Бэлль повторила все, что помнила, рассказала, как он ударил Милли, а потом все стихло и она выглянула из-под кровати.
— Он держал свой… — Бэлль запнулась и показала на низ живота, — в руке, у ее лица. Милли не шевелилась. Тогда я убежала. С Милли все в порядке?
— Она умерла, — отрезала Энни. — Кажется, он ее задушил.
Бэлль в ужасе уставилась на мать. Предполагать, что мужчина убил Милли — одно, а получить подтверждение своим опасениям — совершенно другое. Девочка почувствовала, что у нее раскалывается голова — такое и в страшном сне не привидится.
— Нет! Не может быть! — Голос Бэлль звучал не громче шепота. — Он ударил ее, но от этого она точно не могла умереть.
— Бэлль, ты же знаешь, что я не лгу. Я не стала бы обманывать тебя, — с упреком ответила Энни. — У нас мало времени. Скоро здесь будут полицейские, я послала за ними Джейкоба. Ты должна забыть, что была в комнате у Милли, Бэлль!
Девочка ничего не понимала и лишь удивленно таращилась на мать.

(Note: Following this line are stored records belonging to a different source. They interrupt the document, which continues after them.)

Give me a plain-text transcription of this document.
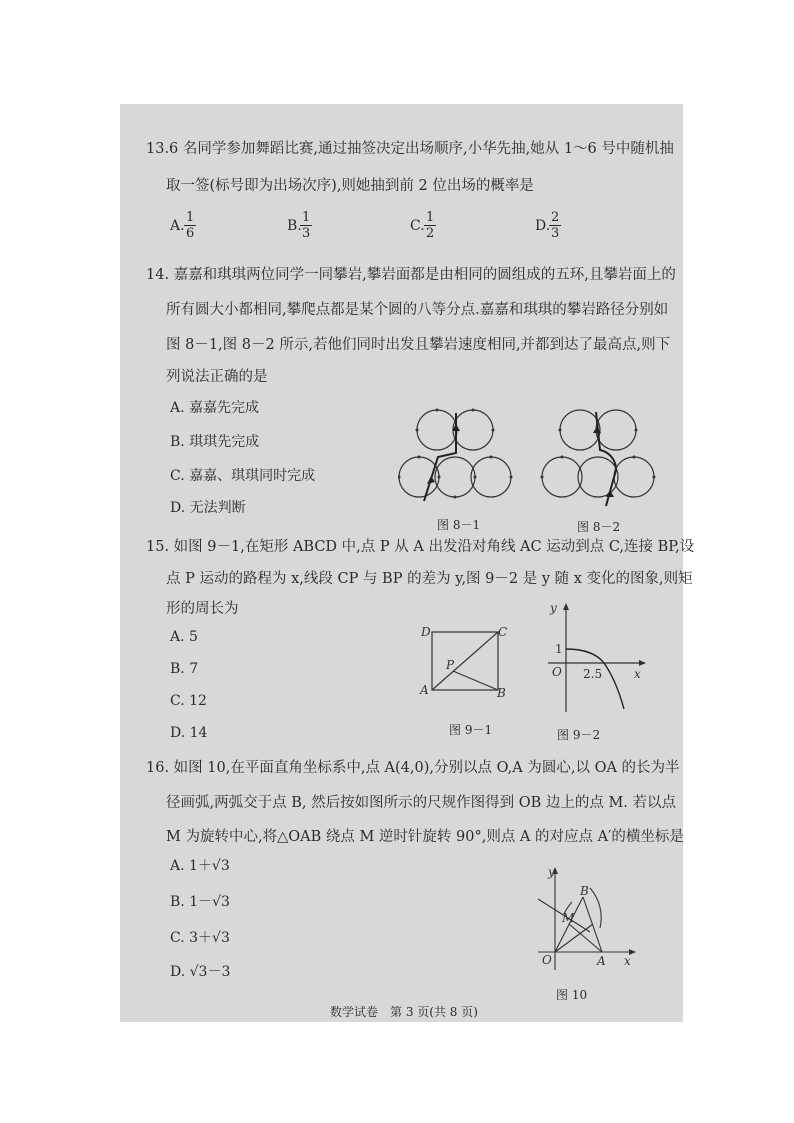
13.6 名同学参加舞蹈比赛,通过抽签决定出场顺序,小华先抽,她从 1～6 号中随机抽
取一签(标号即为出场次序),则她抽到前 2 位出场的概率是
A. $\frac{1}{6}$	B.
$\frac{1}{3}$	C. $\frac{1}{2}$	D.
$\frac{2}{3}$
14. 嘉嘉和琪琪两位同学一同攀岩,攀岩面都是由相同的圆组成的五环,且攀岩面上的
所有圆大小都相同,攀爬点都是某个圆的八等分点.嘉嘉和琪琪的攀岩路径分别如
图 8－1,图 8－2 所示,若他们同时出发且攀岩速度相同,并都到达了最高点,则下
列说法正确的是
A. 嘉嘉先完成
B. 琪琪先完成
C. 嘉嘉、琪琪同时完成
D. 无法判断
图 8－1	图 8－2
15. 如图 9－1,在矩形 ABCD 中,点 P 从 A 出发沿对角线 AC 运动到点 C,连接 BP,设
点 P 运动的路程为 x,线段 CP 与 BP 的差为 y,图 9－2 是 y 随 x 变化的图象,则矩
形的周长为
A. 5
B. 7
C. 12
D. 14
D	C
A	B
P
图 9－1
y
x
O
1
2.5
图 9－2
16. 如图 10,在平面直角坐标系中,点 A(4,0),分别以点 O,A 为圆心,以 OA 的长为半
径画弧,两弧交于点 B, 然后按如图所示的尺规作图得到 OB 边上的点 M. 若以点
M 为旋转中心,将△OAB 绕点 M 逆时针旋转 90°,则点 A 的对应点 A′的横坐标是
A. 1＋√3
B. 1－√3
C. 3＋√3
D. √3－3
y
x
O	A
B
M
图 10
数学试卷　第 3 页(共 8 页)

— Послушай, я скажу полицейским, что это я обнаружила Милли. Скажу, что поднялась к ней в комнату, потому что услышала, как кто-то выбирается через окно, — объяснила Энни. — Понимаешь, я не хочу, чтобы тебя допрашивали, поэтому скажу, что ты спала внизу. И если полиция все равно захочет с тобой побеседовать, ты должна говорить, что спала. Легла в половине девятого, а проснулась только что — тебя разбудил шум на улице. Ты сможешь это сказать?
Бэлль кивнула. Мама так редко разговаривала с ней ласково, что девочка готова была сказать что угодно. Конечно, она не понимала, зачем скрывать правду, но надеялась, что на то есть весомая причина.